Up to 42% of patients with Felty's syndrome (FS) have peripheral blood expansions of CD3+,CD8+ large granular lymphocytes (LGLs). The aim of this study was to determine whether the T cell receptor (TCR) alpha- and beta-chain sequences of these expansions from different patients have features in common that would support the hypothesis of an antigen-driven process. Extraction of RNA from peripheral blood lymphocytes followed by synthesis of complementary DNA, inverse polymerase chain reaction (PCR) with TCR-specific primers, bacteriophage transformation, and sequencing of PCR products.
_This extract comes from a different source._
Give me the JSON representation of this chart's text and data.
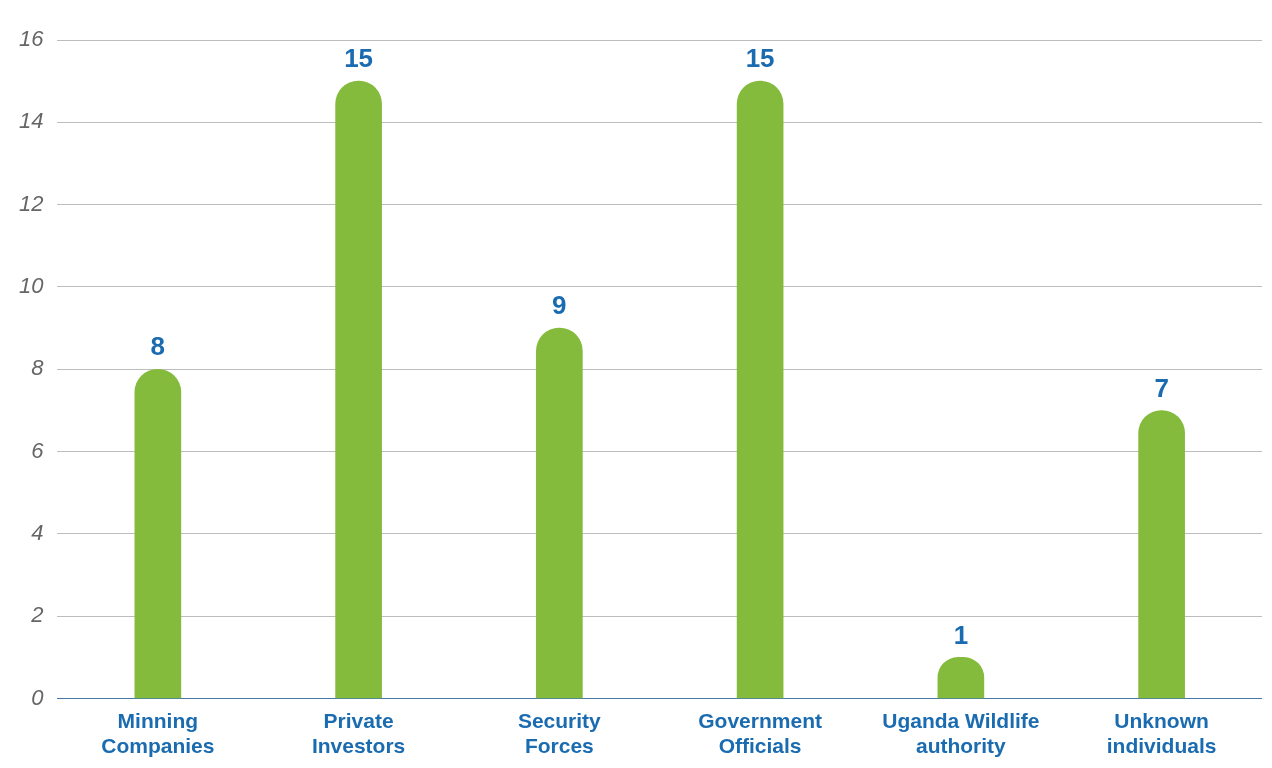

Structural analysis of TCR beta-chain usage in such patients demonstrated a junctional region motif comprising the amino acids -LG- or -RG- in 7 of 14 clonal sequences and the motif -GXG- in 8 of 14. A biased alpha-chain junctional region usage of a hydrophobic and/or basic amino acid at position 2 was seen in 5 of 8 expanded sequences. These features differed significantly from control sequences. Given current models of TCR-peptide-major histocompatibility complex interaction, these observations are consistent with an antigen-driven, rather than a superantigen-driven, process in at least a subgroup of patients with FS.